Wednesday, February 11, 2009

How many presbyteries? The importance of voting trends

On a mailing list, somebody asked:

> how many non-supportive presbyteries need to flip to PRO for Amendment 08B to pass?

My math says that 46 presbyteries voted "yes" on 01-A in 2001-2, so it would take an additional 41 presbyteries shifting votes from "no" or "no action" to "yes" to get the necessary 87 votes to pass 08-B.

That's a very difficult voting cliff to scale in just 7 years, which is one reason why I feel it's important to track not just the resulting presbytery vote totals, but the percentage shifts within each presbytery.

The "no" votes start from a very strong base -- there are simply a lot of presbyteries that voted under 35% for equality in 2001-2, and it's very difficult to move from 35% equality support to 51% support in 7 years. The good news is that we're seeing a lot of the low-30's presbyteries become high-30's or even low-40's in terms of pro-equality support, which makes them easier to get to 51% if there needs to be a "next time".

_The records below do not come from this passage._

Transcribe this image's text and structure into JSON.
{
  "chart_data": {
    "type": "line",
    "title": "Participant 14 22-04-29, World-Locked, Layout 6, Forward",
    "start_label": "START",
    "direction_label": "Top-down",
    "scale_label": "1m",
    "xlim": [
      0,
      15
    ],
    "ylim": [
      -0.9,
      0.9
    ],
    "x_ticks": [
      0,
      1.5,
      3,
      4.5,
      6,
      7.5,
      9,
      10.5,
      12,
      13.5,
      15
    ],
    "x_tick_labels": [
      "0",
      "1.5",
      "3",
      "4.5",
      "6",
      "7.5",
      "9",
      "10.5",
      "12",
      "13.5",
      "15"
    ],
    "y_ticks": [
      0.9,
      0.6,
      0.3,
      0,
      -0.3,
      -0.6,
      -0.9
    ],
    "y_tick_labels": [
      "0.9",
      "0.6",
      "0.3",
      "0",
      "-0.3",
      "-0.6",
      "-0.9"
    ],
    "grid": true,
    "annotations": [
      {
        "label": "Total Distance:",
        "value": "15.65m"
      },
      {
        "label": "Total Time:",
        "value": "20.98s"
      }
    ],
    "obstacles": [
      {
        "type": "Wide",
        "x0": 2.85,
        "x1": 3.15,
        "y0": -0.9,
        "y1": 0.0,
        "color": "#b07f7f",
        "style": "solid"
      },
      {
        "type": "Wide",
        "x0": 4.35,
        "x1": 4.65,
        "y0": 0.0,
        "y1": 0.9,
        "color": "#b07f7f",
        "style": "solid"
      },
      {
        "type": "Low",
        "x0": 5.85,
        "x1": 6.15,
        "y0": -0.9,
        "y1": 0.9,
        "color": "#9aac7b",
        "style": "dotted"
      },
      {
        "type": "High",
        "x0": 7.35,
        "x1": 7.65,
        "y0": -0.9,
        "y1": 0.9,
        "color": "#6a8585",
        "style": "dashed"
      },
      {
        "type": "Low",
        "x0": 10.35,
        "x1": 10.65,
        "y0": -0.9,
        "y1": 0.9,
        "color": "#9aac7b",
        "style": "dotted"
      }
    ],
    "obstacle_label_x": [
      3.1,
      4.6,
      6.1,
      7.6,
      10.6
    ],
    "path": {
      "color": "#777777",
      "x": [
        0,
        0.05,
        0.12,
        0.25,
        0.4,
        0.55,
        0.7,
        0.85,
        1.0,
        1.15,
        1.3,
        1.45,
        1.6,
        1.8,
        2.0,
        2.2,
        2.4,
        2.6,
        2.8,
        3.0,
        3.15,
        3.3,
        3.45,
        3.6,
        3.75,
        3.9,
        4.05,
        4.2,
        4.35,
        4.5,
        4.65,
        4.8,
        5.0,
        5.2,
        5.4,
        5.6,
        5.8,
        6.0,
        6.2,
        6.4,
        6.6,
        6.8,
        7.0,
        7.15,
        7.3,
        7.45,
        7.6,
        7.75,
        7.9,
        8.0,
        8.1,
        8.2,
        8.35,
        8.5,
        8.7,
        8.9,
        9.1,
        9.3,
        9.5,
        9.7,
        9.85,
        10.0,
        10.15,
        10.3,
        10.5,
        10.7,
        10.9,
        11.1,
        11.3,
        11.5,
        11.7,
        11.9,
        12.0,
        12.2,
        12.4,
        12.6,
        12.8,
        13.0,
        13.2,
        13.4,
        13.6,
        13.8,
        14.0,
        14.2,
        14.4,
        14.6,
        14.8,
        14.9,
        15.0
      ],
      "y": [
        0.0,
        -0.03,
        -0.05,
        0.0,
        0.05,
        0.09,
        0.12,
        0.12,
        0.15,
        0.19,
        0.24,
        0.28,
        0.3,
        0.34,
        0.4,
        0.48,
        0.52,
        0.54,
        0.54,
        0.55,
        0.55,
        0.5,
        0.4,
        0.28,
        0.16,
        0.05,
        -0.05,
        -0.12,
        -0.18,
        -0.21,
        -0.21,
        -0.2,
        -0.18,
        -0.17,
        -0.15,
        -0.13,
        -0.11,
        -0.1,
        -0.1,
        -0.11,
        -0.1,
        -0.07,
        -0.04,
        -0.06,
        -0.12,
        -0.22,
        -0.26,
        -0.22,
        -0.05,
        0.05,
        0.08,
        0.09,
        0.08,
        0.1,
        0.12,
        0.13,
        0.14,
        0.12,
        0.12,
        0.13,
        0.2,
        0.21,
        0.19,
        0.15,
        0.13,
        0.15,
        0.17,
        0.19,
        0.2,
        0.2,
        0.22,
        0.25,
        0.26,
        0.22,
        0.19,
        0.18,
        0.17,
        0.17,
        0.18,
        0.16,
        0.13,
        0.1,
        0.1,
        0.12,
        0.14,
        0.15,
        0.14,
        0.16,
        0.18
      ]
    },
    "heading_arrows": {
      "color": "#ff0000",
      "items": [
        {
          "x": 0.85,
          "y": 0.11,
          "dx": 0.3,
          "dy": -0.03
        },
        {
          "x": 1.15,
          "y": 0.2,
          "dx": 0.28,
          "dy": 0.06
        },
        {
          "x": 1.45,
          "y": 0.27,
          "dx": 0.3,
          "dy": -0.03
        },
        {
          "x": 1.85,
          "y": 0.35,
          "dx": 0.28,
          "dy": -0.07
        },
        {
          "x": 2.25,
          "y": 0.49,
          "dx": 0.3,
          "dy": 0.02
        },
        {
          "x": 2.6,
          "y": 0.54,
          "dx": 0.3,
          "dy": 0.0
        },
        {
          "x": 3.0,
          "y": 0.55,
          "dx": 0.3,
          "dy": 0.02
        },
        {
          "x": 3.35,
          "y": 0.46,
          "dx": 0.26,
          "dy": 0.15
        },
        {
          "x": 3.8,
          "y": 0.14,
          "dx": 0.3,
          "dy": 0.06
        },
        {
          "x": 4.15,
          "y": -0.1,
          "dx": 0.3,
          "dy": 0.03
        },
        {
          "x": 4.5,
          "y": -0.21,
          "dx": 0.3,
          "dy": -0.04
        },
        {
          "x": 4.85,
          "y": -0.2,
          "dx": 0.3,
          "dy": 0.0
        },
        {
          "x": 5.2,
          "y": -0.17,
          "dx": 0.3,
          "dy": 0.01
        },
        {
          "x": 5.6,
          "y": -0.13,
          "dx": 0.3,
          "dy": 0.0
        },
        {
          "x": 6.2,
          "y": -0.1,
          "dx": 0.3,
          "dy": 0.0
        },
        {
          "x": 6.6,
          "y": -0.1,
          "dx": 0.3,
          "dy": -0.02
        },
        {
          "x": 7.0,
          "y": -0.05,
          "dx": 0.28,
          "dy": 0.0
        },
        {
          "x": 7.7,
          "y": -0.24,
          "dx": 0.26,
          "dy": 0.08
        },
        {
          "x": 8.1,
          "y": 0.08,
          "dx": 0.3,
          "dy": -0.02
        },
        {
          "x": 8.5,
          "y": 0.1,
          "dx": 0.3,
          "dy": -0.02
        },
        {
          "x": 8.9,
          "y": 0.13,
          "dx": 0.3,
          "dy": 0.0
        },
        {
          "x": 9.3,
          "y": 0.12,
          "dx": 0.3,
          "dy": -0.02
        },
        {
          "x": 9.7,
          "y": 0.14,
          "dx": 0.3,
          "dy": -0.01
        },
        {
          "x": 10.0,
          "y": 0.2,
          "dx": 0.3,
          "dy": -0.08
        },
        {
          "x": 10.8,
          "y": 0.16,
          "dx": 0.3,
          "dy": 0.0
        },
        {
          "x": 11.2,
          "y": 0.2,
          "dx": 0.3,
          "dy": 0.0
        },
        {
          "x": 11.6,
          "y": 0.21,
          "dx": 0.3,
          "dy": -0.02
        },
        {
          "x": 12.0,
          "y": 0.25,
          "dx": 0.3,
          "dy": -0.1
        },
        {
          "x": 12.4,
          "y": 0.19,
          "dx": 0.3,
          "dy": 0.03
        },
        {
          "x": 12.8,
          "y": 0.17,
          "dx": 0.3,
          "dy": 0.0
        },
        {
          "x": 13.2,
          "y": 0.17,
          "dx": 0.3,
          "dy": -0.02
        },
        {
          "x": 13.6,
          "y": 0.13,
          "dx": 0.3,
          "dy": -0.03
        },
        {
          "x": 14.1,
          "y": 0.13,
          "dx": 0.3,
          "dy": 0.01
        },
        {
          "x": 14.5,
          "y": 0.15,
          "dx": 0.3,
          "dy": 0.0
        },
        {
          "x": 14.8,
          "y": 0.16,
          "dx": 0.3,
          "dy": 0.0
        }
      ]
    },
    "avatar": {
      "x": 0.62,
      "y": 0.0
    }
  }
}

My hope is that we'll at least make it to >50% of all individual presbytery voters voting "yes", even if 08-B doesn't make it. That would be the equivalent of "winning the popular vote but losing the electoral college vote" and would be a huge symbolic victory for equality (don't discount the value of symbolism). So it's important for everybody to work on "yes" voter turnout and persuasion no matter where you are.